I'd like to host a password-protected gallery on a non-httpd server (a cheap public-facing object-bucket storage, OpenStack swift).

No .htaccess here but there is a good old alternative: Javascript checksums

The index.html providing a password form, whose value is checksum'ed/hashed so that we if the password is correct, we're get redirected to the random path (derived from the password, where the files are stored).

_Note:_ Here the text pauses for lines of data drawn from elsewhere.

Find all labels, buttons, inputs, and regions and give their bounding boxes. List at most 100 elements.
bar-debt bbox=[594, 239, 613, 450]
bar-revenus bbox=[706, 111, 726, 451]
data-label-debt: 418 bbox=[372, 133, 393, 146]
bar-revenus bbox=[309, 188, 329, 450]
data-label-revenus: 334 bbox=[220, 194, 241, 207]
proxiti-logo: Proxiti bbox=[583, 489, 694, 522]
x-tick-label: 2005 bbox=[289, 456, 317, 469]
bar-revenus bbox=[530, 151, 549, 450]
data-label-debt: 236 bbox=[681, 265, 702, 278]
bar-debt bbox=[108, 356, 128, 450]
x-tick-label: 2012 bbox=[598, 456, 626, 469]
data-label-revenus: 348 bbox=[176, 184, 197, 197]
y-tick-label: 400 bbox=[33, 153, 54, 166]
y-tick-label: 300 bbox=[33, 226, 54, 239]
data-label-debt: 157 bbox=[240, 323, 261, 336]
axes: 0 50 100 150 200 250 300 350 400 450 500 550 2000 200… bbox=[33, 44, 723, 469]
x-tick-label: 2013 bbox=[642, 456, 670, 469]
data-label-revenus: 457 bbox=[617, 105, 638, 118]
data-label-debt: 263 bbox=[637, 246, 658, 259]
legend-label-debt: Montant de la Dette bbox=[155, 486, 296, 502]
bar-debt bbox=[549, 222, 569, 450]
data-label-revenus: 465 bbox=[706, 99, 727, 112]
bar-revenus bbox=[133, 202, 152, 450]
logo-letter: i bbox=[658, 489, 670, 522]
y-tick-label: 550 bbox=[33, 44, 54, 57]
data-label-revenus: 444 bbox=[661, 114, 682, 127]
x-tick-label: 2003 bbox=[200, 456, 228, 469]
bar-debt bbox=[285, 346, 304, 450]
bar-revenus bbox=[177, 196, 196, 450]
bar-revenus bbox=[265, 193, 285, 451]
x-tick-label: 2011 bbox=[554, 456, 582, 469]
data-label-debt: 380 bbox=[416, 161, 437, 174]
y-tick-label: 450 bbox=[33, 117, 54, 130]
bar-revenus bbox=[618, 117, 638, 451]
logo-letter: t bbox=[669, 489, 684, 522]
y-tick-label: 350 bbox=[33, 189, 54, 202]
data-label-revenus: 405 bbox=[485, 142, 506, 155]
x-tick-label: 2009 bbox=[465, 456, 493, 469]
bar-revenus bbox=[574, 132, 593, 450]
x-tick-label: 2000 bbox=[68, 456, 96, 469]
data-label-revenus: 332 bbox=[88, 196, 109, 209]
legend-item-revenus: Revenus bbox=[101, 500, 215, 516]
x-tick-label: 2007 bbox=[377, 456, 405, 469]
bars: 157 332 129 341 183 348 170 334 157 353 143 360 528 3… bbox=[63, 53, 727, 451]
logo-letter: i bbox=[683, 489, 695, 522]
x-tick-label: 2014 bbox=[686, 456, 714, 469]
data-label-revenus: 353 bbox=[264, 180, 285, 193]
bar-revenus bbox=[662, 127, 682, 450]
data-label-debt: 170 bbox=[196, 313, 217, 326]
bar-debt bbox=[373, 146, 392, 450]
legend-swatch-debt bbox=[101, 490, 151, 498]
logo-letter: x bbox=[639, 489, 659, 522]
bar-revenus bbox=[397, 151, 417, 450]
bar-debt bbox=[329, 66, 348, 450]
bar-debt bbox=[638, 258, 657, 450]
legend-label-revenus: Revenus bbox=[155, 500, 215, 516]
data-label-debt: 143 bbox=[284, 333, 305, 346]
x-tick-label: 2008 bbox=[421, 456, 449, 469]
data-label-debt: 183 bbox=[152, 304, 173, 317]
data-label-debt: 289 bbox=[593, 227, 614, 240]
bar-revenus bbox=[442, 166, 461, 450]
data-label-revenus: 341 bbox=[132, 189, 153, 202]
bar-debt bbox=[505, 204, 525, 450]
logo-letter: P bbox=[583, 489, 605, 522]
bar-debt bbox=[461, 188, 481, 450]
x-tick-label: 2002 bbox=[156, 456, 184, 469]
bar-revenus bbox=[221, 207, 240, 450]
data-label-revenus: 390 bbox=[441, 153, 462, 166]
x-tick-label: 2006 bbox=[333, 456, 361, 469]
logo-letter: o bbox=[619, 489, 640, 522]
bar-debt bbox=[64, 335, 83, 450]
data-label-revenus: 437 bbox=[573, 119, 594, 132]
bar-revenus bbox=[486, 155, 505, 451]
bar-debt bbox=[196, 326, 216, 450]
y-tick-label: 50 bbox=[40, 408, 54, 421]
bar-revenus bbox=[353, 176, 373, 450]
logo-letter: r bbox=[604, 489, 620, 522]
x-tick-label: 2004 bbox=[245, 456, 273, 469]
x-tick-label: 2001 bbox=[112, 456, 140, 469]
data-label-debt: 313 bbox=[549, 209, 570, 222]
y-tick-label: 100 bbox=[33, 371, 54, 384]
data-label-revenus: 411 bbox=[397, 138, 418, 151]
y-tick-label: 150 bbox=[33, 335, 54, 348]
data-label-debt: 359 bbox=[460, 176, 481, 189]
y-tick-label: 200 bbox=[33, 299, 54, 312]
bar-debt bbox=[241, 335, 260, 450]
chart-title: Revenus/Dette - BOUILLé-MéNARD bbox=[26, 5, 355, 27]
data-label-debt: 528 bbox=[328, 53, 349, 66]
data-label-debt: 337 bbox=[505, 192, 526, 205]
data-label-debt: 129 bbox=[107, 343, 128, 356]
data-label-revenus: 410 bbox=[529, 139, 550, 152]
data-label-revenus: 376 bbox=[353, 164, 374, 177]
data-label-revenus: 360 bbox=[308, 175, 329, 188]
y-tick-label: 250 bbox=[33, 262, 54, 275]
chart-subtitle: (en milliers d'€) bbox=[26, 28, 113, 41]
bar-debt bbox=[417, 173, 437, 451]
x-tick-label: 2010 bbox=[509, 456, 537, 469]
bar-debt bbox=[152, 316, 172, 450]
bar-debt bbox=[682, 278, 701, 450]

Could be md5 or a simpler checksum heuristic like this sample pseudo-code:

onSubmit() {
  let password = document.getElementById("passwd").value;
  if (md5("<salt>" + password) == "0xdeadbeef" )) {
     window.location = base64enc(password);
  } else {
     alert("failed");
  }
}

(I guess an heuristic possibly exists so that the hidden path could be preserved even if the password is changed afterwards, in order to avoid file moves/reuploads, for example by replacing base64enc(password) by aes_decrypt(password, <aes-encrypt-path>);

Though not exactly the same thing, the encrypt plugin may be worth taking a look. http://sigal.saimon.org/en/latest/plugins.html#module-sigal.plugins.encrypt

I second this. This is an elegant way to implement this stuff. Of course, if someone shares a link to such a secret image then it will be publicly viewable.

An even simpler way of implementing this is:

onSubmit() {
  let password = document.getElementById("passwd").value;
     window.location = sha256("<salt>" + password) + ".html";
}

An incorrect password would give a 404.